There’s a lot to be said about social media these days. Seems every morning there is a new catastrophe brought on by our own elected officials or by some outside force, even a force of nature. We become reactionary. We hide behind our screens. We see news pop up and depending on the social media options you use, you’ll either see more or less – but you’ll still have to face the social element of the media.
Those that are just focused on people meet and greet apps are prone to running into those that don’t share the same political opinion. Swipe left to avoid a potentially awkward encounter. Of course, in those apps like Coffee Meets Bagel or Soul Swipe you don’t have to dive as deep into the political sphere in your profile so you may chance an encounter with a new connection only to find out that they’ve drank the Kool-Aid of the opposing view. This assumes you actually meet in person and you don’t spend majority of the time texting back and forth.

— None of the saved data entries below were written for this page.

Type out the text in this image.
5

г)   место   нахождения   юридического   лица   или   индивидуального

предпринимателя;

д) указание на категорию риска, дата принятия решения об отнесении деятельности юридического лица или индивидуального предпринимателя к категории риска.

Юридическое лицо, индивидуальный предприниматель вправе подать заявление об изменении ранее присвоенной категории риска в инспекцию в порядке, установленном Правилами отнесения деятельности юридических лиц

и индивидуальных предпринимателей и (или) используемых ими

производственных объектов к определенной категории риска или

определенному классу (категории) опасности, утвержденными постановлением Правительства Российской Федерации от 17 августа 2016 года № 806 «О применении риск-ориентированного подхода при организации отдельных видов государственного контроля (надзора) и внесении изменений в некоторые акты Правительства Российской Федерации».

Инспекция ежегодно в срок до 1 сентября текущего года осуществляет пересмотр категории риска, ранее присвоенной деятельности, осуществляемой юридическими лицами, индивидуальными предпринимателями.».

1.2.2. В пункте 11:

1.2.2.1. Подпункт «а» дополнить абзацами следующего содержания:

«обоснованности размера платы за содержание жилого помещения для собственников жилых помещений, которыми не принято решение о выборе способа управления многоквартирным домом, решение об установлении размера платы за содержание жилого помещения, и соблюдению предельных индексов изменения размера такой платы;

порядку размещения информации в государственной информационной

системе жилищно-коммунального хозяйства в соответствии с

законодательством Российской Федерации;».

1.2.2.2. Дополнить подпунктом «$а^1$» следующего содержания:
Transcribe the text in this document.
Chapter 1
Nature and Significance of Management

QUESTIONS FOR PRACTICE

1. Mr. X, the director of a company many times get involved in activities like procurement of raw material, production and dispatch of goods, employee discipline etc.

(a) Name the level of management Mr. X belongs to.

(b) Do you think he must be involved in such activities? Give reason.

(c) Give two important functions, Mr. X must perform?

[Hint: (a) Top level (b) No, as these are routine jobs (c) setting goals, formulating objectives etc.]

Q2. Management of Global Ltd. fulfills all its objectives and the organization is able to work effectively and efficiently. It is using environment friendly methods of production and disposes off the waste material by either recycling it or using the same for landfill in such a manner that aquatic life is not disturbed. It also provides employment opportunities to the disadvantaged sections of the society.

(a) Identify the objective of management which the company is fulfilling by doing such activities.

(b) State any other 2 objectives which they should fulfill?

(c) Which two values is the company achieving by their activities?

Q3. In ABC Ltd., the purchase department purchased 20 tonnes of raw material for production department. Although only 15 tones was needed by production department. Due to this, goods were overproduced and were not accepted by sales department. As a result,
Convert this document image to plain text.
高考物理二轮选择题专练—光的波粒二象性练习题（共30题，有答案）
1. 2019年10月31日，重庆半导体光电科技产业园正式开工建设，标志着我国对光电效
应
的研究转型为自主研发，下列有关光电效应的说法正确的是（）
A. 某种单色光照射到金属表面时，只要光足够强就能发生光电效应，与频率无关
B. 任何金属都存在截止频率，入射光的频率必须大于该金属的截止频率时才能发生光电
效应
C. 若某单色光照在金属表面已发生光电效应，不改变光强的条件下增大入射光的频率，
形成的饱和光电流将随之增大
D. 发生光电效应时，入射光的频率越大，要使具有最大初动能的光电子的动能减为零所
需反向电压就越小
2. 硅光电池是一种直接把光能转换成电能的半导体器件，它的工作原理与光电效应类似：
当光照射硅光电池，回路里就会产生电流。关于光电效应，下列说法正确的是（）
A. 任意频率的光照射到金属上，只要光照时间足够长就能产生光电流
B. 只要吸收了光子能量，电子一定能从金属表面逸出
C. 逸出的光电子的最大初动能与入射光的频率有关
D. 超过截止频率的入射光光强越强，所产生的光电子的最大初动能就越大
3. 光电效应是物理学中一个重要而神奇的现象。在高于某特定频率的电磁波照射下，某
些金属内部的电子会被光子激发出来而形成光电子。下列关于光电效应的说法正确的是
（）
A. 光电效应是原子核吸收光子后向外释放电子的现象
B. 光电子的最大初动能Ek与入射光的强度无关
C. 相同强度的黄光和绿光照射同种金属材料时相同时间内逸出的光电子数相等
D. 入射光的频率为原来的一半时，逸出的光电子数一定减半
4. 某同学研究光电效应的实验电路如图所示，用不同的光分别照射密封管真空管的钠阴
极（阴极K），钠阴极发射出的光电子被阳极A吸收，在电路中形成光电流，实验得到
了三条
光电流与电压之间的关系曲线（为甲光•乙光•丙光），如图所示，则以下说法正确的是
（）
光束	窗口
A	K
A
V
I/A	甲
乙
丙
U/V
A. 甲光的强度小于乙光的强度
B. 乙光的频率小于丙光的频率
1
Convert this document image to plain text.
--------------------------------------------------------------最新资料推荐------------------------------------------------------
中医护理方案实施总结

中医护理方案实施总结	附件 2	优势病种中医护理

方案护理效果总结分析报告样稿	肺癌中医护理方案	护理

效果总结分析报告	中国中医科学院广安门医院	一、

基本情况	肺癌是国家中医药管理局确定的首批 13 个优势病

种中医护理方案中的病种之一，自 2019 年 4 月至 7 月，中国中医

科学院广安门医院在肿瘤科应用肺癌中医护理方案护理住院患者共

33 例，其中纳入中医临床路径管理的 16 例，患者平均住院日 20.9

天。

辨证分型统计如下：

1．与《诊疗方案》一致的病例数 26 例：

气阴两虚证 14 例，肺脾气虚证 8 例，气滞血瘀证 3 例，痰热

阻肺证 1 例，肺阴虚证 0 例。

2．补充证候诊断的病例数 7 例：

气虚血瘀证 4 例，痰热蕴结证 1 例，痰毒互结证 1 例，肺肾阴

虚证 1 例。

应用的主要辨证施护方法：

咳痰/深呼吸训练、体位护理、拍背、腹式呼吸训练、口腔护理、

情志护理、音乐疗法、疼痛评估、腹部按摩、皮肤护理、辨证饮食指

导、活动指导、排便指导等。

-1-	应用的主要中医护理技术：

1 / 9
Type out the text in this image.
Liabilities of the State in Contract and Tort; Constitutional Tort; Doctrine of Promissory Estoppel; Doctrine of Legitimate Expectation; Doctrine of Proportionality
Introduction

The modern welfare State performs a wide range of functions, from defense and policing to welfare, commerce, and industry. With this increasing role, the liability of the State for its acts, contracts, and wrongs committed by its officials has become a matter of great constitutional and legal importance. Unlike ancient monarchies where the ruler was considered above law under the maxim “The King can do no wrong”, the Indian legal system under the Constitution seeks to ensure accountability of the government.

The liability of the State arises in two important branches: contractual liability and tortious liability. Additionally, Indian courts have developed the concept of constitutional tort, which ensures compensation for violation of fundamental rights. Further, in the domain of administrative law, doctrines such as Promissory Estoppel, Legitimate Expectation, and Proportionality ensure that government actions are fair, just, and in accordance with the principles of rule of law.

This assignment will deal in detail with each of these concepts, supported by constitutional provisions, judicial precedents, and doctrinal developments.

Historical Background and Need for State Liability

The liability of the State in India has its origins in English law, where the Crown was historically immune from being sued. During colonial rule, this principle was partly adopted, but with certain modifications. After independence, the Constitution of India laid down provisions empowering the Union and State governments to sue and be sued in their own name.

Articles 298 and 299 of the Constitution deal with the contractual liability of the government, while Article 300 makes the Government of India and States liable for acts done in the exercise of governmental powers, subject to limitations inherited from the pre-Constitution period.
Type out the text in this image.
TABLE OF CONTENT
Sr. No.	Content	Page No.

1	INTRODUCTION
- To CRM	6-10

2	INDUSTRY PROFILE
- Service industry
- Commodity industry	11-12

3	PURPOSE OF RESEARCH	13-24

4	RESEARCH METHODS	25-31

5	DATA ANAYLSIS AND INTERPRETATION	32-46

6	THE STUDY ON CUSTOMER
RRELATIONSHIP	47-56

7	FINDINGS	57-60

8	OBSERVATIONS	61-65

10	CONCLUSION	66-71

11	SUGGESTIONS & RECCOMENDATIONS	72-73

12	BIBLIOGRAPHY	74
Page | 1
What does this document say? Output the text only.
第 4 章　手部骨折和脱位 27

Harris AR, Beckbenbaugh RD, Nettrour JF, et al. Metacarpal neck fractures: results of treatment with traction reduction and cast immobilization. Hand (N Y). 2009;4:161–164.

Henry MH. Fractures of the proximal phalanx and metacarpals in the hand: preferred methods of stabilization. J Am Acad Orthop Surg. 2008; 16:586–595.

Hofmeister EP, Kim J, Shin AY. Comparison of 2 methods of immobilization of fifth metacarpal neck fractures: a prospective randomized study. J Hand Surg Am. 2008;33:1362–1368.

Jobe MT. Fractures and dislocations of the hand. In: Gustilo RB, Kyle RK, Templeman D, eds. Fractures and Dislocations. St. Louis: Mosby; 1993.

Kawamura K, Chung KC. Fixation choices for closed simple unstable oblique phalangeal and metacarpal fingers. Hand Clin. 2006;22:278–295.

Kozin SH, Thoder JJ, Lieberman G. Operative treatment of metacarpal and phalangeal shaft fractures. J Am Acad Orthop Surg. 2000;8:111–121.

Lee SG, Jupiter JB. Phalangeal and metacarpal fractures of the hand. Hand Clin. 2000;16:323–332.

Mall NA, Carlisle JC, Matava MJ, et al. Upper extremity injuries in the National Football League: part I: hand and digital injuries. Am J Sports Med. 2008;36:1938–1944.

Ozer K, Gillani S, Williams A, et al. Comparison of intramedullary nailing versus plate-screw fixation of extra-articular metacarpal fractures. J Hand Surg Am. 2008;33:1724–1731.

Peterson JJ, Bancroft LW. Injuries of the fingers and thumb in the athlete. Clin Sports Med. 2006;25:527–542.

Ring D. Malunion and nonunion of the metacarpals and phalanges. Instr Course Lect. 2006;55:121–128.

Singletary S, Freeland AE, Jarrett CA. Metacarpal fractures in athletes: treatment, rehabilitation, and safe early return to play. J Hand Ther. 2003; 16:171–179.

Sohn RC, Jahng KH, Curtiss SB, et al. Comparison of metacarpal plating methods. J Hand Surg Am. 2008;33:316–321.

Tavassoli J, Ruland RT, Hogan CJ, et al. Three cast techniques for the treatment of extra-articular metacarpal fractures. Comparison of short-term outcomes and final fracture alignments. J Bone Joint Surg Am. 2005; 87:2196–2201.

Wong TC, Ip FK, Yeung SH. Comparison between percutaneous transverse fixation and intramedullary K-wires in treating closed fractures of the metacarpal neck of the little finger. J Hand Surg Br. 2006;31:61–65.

So let’s take texting apps in into consideration. What if you actually had to talk to the majority of the people you were communicating with. Texting and emailing is very much the preferred comms method of the day, with apps like WhatsApp and WeChat simplifying the go-between, but does it actually make us more social? I’d argue that we’ve become much more anti-social because of social media these days. Sticking to characters and emojis rather than reaching out to call someone, or god forbid have a face to face conversation.
More and more social media apps will continue to pop-up, but the real question will be whether or not we will ever be able to have civilized discussions and debates ever again or if we’ll all succumb to the social media bubbles we exist in and leave face to face interaction to chance.